Fishermen in Senegal busy at shore. Photo by Thomas de LUZE @ Unsplash
Fishermen in Senegal busy at shore. Photo by Thomas de LUZE @ Unsplash
  • Senegal bonds plunge after PM rejects restructuring
  • Experts warn of legal, financial and reputational fallout

 

DAKAR, SENEGALSenegal, long seen as a rare anchor of stability in West Africa, is facing a sharp financial shock after government bonds tumbled to historic lows.

The sell-off followed a declaration by Prime Minister Ousmane Sonko rejecting any restructuring of the country’s sovereign debt – a stance that rattled markets and cast doubt on the government’s commitment to its international partners.

Sonko’s comments were widely interpreted as contradicting negotiations underway with the International Monetary Fund, which is believed to support a rescheduling to safeguard the country’s debt sustainability. The sudden rupture triggered criticism at home and abroad, stoking concerns about Senegal’s future economic direction and the credibility of its policymaking.
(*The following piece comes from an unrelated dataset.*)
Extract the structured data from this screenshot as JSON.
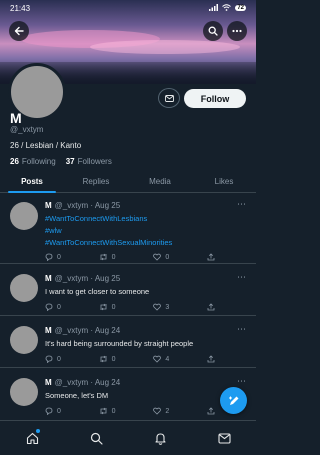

Economic and legal expert Fadel Thiam said Senegal still has viable options but must act strategically. “The most probable and least risky approach for Senegal, for example, would be to engage in direct negotiations with creditors, potentially leveraging an IMF programme to lend credibility to its economic policy,” he told Allen Dreyfus.

Thiam added that Collective Action Clauses (CACs) embedded in the country’s Eurobonds would be essential to enforce any agreement reached.

Legal, financial and reputational risks

Thiam warned that invoking “odious debt” — the idea that certain past loans are illegitimate — would be “an extremely perilous option.” Proving odious debt in a legal sense, he said, is “virtually an insurmountable challenge” and would almost certainly provoke severe confrontation with creditors.

The consequences of refusing to service the debt are clear and immediate. “The risk of litigation is the most certain and immediate risk,” Thiam said. Because Eurobond holders are dispersed globally and often represented by powerful legal teams, they could sue quickly.

Eurobonds fall under English or New York jurisdiction, both known for swift and impartial rulings. “A judgment against Senegal would therefore be almost certain in the event of default,” he said.

Beyond court rulings, the fallout could be devastating. Thiam warned that legal proceedings would be costly, lengthy and deeply harmful to Senegal’s international standing: the country could be treated as a “financial pariah” for years. He also cautioned that commercial state assets could be seized abroad, including embassy bank accounts, export proceeds from oil and gas, and foreign-held real estate not protected by diplomatic immunity.

In the aftermath of Sonko’s comments, investors and analysts say the priority is to restore confidence. Thiam urged the government to act swiftly.

“There must be immediate clarity and consistency in communication,” he said. He argued that Senegal must deliver “a clear, consistent, and reassuring message” reaffirming its commitment to honouring all financial obligations.

He added that political unity is essential. Major political figures, including the opposition, should publicly commit to respecting Senegal’s international agreements, he said, emphasising that credibility must transcend domestic differences.

Thiam also underlined the need to strengthen ties with international financial institutions. Full compliance with an IMF programme would “send an extremely strong signal of fiscal responsibility,” he said, adding that technical guidance from the World Bank or IMF could help stabilise sentiment and improve debt management.

As markets await clarity from Dakar, investors say the coming days will determine whether Senegal – once considered one of West Africa’s safest bets – can stem the damage and regain the trust of international creditors.